How many 90 ball bingo cards are there? In the UK there are 90 bingo balls. A bingo card consists of 9 columns and 3 rows. A row contains exactly five numbers and four blanks. A column consists of one, two or three numbers and never three blanks. The columns are occupied by the number chosen from 1-9 (only nine), 10-19 (ten), 20-29 ... 70-79 and importantly 80-90 (eleven). Numbers in columns are ordered from top to bottom.
How many possible unnumbered card layouts are there?
How many possible numbered cards are there?
I have started to approach this problem by first choosing the blanks for the first two rows and then attempting to work out a compensating row. This was hard.
Next I begun to understand that there were a number of equivalence classes as columns could be reordered for the purposes producing different layouts.
Next I looked into the most convoluted card which had five numbers followed by four blanks in the first row and four blanks followed five number in the second. This satisfied the "no blank column" requirement. Now the final row could be arranged however it wanted, though there was one confusing overlap to deal with. 
I considered another convoluted card which had as many columns of three as possible. It turns out it's possible have a maximum of three columns of three which also gives rise to the maximum of six columns of one. It also turns out you can have a maximum of six columns of two. I think the starting point might be to determine the classes of card initially by column combinations and then permute them.
Having gotten all muddled by the layouts, I turned to the numbers. With a single number, it was one of 9, 10 or 11 depending on the column and that was easy. For the two number case, let's say with a column of ten, the first ($i$) was chosen from 9 and the next from $10-i$. It suddenly occurred to me that it was just combinations, phew. How to fit that with the whole business of column choice lost me.
It seems possible that for each possible "set" of columns, there will be a way of determining the distribution of possible first columns and adding in an appropriate factor for the number combinations.
Frankly, it's all getting bigger than my coffee table. 
Any simplifications from higher maths I'm missing?
 A: I would start by listing the ${9 \choose 5} = 126 $ row layouts between blanks and numbers.  Then three loops over those 126 is a total of $126^3=2,000,376$ to find all the legal patterns of blanks.  For each legal pattern, you can calculate the number of ways to fill it with numbers, for example if there are three numbers in the first column, there are ${9 \choose 3}=84$ ways to fill in those numbers.  It shouldn't take a computer long, but I don't know an approach that will work by hand.

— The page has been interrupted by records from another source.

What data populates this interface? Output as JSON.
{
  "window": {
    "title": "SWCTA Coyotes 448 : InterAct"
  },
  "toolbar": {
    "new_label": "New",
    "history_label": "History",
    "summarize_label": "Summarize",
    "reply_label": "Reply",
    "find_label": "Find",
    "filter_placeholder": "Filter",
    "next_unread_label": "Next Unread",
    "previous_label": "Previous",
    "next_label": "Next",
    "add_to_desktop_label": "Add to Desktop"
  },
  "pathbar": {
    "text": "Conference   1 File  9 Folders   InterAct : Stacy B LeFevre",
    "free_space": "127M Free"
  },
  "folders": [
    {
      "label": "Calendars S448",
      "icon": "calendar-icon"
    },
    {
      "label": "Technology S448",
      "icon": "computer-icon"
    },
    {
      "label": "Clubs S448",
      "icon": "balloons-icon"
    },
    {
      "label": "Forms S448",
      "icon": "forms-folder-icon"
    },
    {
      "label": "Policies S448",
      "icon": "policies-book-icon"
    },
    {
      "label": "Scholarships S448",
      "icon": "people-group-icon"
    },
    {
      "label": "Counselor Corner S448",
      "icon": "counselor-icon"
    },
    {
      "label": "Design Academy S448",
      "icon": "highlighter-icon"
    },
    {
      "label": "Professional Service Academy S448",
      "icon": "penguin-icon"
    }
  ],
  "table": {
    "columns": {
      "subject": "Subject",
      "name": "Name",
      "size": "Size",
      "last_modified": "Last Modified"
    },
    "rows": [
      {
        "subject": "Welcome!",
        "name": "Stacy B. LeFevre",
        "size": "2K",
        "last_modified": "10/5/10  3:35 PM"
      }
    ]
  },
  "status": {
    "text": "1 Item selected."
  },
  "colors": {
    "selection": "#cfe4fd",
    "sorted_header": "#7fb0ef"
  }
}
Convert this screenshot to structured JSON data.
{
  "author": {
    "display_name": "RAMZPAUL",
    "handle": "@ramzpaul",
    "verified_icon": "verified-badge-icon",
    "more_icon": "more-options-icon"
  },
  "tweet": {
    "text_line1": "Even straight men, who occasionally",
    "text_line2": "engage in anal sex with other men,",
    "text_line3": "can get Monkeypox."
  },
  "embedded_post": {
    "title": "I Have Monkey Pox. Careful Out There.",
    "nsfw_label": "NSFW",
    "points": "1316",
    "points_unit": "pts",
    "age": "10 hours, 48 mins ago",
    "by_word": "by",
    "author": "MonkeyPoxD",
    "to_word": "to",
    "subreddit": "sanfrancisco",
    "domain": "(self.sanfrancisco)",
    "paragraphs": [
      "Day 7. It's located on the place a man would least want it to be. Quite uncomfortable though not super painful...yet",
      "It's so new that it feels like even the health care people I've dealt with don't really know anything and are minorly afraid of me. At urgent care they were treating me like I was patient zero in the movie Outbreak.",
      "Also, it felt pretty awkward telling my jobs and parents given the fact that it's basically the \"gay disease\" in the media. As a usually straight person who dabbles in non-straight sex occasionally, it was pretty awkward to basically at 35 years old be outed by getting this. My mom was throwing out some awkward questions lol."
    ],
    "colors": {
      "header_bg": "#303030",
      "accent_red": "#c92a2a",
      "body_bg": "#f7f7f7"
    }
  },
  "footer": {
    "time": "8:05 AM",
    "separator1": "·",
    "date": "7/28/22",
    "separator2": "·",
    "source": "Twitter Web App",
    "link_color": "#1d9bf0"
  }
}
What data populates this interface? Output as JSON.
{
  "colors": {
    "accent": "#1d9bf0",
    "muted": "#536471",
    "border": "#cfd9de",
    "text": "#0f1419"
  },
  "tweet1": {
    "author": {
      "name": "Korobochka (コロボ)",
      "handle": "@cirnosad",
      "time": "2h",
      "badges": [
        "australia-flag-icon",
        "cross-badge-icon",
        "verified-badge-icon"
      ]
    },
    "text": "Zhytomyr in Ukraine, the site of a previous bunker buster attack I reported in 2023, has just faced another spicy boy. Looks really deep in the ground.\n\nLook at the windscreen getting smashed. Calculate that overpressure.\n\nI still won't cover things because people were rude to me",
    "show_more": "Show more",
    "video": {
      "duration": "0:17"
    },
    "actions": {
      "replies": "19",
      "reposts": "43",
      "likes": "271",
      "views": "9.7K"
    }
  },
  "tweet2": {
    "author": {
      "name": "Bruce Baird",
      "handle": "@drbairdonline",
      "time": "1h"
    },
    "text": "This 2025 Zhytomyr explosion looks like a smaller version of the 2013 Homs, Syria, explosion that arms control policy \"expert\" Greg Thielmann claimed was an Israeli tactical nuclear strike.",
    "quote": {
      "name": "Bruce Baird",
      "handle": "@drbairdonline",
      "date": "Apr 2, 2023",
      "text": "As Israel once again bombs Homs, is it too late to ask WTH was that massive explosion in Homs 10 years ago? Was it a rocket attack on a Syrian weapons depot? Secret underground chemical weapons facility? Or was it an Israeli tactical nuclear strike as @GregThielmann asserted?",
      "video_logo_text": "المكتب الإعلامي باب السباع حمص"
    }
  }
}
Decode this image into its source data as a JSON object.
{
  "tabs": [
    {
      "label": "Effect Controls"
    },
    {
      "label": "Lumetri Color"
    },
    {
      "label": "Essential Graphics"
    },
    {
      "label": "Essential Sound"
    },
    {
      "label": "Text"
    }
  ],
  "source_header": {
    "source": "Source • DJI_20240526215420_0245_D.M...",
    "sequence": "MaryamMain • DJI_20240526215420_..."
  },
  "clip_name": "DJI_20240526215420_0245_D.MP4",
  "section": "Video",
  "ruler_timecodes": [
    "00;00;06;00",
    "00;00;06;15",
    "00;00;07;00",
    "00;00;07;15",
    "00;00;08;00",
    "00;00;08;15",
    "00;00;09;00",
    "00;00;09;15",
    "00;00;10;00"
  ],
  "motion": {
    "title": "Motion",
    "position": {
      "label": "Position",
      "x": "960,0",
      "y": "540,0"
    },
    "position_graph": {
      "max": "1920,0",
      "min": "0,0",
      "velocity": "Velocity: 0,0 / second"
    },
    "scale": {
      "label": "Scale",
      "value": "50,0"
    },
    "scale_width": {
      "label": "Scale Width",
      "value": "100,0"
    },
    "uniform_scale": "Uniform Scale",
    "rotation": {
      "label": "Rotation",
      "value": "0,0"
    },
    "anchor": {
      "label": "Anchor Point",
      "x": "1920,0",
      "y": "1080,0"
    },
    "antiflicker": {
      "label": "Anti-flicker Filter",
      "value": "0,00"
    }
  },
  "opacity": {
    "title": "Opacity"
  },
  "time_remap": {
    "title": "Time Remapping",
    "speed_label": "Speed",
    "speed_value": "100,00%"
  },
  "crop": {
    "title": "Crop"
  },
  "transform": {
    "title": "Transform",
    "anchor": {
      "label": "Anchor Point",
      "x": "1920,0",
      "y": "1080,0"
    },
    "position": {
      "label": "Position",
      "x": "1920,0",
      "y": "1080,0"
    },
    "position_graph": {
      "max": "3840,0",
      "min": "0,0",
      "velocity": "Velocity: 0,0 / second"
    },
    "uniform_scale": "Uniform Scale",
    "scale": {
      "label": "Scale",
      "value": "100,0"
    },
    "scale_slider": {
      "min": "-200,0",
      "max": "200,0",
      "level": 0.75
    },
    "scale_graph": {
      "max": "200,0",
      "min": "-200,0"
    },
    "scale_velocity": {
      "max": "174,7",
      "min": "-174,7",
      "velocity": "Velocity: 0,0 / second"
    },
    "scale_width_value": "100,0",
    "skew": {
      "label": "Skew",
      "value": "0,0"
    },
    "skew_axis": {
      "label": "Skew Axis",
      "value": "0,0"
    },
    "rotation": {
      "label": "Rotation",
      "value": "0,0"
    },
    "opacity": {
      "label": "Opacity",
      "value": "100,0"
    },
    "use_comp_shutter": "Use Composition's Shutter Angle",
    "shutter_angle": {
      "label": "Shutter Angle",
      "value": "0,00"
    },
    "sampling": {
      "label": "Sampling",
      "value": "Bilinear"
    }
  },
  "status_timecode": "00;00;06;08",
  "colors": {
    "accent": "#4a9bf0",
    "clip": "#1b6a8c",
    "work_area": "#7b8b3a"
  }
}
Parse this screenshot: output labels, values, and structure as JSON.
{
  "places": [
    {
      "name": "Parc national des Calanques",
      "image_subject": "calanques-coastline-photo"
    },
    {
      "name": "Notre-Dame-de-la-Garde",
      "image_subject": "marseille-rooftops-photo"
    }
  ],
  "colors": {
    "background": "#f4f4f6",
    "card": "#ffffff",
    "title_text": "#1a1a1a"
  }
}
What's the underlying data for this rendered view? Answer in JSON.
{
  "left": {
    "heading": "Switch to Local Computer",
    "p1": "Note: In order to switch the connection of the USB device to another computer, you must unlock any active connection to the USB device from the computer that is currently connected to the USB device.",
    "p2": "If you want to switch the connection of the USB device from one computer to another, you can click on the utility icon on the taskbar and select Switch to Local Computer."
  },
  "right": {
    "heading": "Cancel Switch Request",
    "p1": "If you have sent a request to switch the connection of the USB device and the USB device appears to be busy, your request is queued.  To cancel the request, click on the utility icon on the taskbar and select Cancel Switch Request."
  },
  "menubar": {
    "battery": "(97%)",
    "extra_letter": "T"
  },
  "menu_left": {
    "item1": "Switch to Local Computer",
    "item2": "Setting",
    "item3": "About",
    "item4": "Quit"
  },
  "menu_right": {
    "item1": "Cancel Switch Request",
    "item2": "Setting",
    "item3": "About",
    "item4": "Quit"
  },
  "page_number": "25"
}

A: Much less elegantly than mjqxxxx, I arrived at the count of unnumbered cards by listing them.
Consider each column to have a defining number between 0 (no numbers) and 7 (all three). Subject to the limitation that each row has five numbers and no column has none, they extend from {7,6,6,6,6,1,1,1,1} to {1,1,2,2,4,4,7,7,7}, with a total of 735,210, the same result as above.
My answer for the numbered cards is a little different, though. For the first pattern, there are (in Excel-speak),
=PRODUCT(COMBIN({9,10,10,10,10,10,10,10,11}, {3,2,2,2,2,1,1,1,1})) = 3,788,977,500,000 possibilities.
Summing that result for each row, I get 3,669,688,706,215,250,000 for the count of numbered cards, which agrees to the first 14 digits with the prior result. 
But I'm an Excel guy, not a mathematician.
EDIT: And the difference is the result of running out of precision in a Double, sorry.